La gestion de crise du réseau de citations
Une chute brutale du taux de citation appelle un protocole en quatre temps.
- Diagnostic rapide. La chute est-elle liée à une mise à jour de modèle, qui affecte tout le secteur, ou spécifique à votre marque ? Comparez votre évolution à celle de vos concurrents pour trancher.
- Audit d’urgence. Si la chute vous est spécifique, vérifiez la cohérence de votre entité, la crawlabilité de votre site et l’état de vos points de validation principaux.
- Plan correctif priorisé. Les actions à effet rapide, correction d’incohérences d’entité et mise à jour du llms.txt, passent en premier.

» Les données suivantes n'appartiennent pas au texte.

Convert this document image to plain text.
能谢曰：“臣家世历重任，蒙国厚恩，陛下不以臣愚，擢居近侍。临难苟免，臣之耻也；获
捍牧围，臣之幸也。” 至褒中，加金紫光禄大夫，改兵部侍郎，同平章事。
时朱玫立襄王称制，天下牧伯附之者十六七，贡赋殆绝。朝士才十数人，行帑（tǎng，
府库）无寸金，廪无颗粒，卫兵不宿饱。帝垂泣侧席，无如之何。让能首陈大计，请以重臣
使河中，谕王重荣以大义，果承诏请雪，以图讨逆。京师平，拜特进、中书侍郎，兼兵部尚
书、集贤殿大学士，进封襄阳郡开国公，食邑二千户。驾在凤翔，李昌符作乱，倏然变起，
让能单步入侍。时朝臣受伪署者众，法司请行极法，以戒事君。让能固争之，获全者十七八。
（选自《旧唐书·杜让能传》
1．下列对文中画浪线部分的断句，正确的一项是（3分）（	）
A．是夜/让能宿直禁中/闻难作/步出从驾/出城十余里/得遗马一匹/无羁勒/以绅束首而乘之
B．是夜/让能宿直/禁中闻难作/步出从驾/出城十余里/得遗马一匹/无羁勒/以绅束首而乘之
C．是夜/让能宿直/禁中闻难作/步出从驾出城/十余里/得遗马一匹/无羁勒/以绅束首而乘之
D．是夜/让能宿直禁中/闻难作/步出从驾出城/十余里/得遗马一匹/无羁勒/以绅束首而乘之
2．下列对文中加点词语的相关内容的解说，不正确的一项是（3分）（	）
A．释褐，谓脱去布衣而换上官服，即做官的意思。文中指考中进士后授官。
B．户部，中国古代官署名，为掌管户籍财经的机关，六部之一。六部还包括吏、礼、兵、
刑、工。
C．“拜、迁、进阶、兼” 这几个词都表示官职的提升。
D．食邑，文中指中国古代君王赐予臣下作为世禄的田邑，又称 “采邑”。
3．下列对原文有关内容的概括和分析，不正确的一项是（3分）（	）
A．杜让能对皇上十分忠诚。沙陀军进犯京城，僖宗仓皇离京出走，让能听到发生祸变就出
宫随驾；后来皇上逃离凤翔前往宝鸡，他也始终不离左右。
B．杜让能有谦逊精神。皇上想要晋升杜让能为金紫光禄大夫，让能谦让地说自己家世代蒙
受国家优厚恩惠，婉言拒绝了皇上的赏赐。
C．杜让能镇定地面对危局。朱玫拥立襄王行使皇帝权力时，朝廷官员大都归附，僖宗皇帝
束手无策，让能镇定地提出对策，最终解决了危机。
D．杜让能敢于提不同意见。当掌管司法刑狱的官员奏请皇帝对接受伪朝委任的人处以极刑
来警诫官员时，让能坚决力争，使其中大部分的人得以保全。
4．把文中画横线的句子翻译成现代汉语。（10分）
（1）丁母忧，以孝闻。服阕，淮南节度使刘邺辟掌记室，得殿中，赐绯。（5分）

- Communication interne. Informez la direction du diagnostic et du plan. Une crise de citation mobilise des ressources et demande un arbitrage.
La surveillance continue
La gestion du sentiment n’est pas une action ponctuelle. Configurez des alertes sur votre nom de marque, les noms de vos dirigeants et vos produits phares. Google Alerts suffit pour commencer, des outils de veille plus complets prennent le relais quand le volume le justifie.